Jakarta (ANTARA News) - Komisi Pemberantasan Korupsi (KPK) meminta pembahasan revisi Kitab Undang-Undang Hukum Acara Pidana (KUHAP) di DPR dihentikan.

Wakil Ketua KPK Bambang Widjojanto mengatakan, ada tiga alasan yang bisa dijadikan dasar untuk menghentikan pembahasan revisi KUHAP di Komisi III DPR.

"Pertama, waktu yang sempit dibanding masalah yang substansial dan kompleks," katanya melalui pesan singkat, Kamis.

Menurut Bambang, masa tugas DPR periode 2009-2014 hanya tersisa 108 hari kerja padahal daftar isian masalah revisi KUHAP cukup banyak, sekitar 1.169 butir, dan pasal yang harus dibahas sangat banyak.

"Alasan kedua, naskah yang ada di tangan KPK jauh lebih memadai karena mampu menjelaskan secara utuh masalah fundamental KUHAP mendatang dan solusi penanganannya," tambah Bambang.

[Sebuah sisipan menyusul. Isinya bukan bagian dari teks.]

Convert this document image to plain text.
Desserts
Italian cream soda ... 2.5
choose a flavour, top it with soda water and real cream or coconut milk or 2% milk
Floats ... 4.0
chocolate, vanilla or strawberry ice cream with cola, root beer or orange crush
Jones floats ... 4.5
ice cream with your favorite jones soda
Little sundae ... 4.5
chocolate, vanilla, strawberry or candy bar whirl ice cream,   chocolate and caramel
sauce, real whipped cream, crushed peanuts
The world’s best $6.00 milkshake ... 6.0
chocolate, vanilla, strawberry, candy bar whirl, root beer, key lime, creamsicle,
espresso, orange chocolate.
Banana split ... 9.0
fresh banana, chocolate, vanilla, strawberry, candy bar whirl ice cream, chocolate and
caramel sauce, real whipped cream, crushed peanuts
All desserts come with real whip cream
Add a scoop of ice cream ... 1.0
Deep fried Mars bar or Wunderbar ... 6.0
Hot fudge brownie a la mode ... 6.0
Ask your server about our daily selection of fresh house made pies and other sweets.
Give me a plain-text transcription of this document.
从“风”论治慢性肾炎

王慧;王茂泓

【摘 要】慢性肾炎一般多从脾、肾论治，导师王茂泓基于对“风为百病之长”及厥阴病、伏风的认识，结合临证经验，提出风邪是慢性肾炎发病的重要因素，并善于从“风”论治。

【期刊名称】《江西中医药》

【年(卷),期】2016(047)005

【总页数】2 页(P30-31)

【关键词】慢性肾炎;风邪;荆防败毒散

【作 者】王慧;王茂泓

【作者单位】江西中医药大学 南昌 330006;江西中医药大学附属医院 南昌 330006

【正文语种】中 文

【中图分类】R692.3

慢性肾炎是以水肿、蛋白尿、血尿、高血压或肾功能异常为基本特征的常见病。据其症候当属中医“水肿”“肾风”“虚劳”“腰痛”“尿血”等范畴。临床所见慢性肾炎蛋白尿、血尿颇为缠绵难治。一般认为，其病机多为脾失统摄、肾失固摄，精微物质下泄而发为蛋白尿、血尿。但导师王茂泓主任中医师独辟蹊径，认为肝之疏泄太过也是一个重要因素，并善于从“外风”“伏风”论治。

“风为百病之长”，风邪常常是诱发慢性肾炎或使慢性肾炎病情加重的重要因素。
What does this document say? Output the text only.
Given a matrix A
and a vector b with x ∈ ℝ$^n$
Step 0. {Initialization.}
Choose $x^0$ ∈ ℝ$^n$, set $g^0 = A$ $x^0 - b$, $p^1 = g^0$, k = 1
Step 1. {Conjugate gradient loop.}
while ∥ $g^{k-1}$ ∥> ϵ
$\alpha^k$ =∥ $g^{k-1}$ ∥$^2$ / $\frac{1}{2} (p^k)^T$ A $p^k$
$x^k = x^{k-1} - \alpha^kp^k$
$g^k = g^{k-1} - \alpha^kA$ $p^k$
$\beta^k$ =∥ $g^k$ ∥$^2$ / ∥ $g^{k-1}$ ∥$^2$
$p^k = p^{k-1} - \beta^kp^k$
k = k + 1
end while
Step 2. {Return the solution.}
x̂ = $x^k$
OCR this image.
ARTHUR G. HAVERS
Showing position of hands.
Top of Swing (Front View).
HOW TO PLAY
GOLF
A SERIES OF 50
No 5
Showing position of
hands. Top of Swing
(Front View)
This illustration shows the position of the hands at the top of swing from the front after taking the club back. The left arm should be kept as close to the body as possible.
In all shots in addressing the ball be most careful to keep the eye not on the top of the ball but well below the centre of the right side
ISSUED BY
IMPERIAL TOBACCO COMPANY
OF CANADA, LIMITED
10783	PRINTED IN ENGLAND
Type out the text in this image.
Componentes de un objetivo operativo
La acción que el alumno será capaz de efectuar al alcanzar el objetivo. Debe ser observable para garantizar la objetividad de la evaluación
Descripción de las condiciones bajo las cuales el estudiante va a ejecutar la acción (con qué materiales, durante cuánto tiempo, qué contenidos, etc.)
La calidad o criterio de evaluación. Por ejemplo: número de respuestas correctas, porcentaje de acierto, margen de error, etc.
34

Naskah yang dimaksud Bambang adalah naskah akademik tahun 2012 yang berasal dari tim penyusunan Rancangan Undang-Undang KUHAP dari Kementerian Hukum dan Hak Asasi Manusia.

"Ketiga, rakyat sang pemilik kedaulatan justru disingkirkan dalam seluruh pembahasan yang saat ini terjadi. Begitu juga KPK sebagai user tidak pernah sekali pun diajak berpartisipasi," ungkap Bambang.

Salah satu butir yang memicu kontroversi dalam RUU KUHAP adalah kewenangan luar biasa bagi Hakim Pemeriksa Pendahuluan (Hakim Komisaris) untuk lanjut atau tidaknya penuntutan, penyitaan dan penyadapan dalam suatu proses pidana (termasuk kasus korupsi).

Hakim Komisaris juga punya kewenangan menangguhkan penahanan tersangka atau terdakwa, dengan jaminan uang atau orang.

Setidaknya ada 12 isu penting yang yang menjadi polemik dalam RUU KUHAP yang berpotensi melemahkan atau memangkas kewenangan KPK termasuk di antaranya berkaitan dengan ketentuan penyelidikan, penghentian penuntutan suatu perkara, kewenangan perpanjangan penahanan saat penyidikan dan masa penahanan tersangka.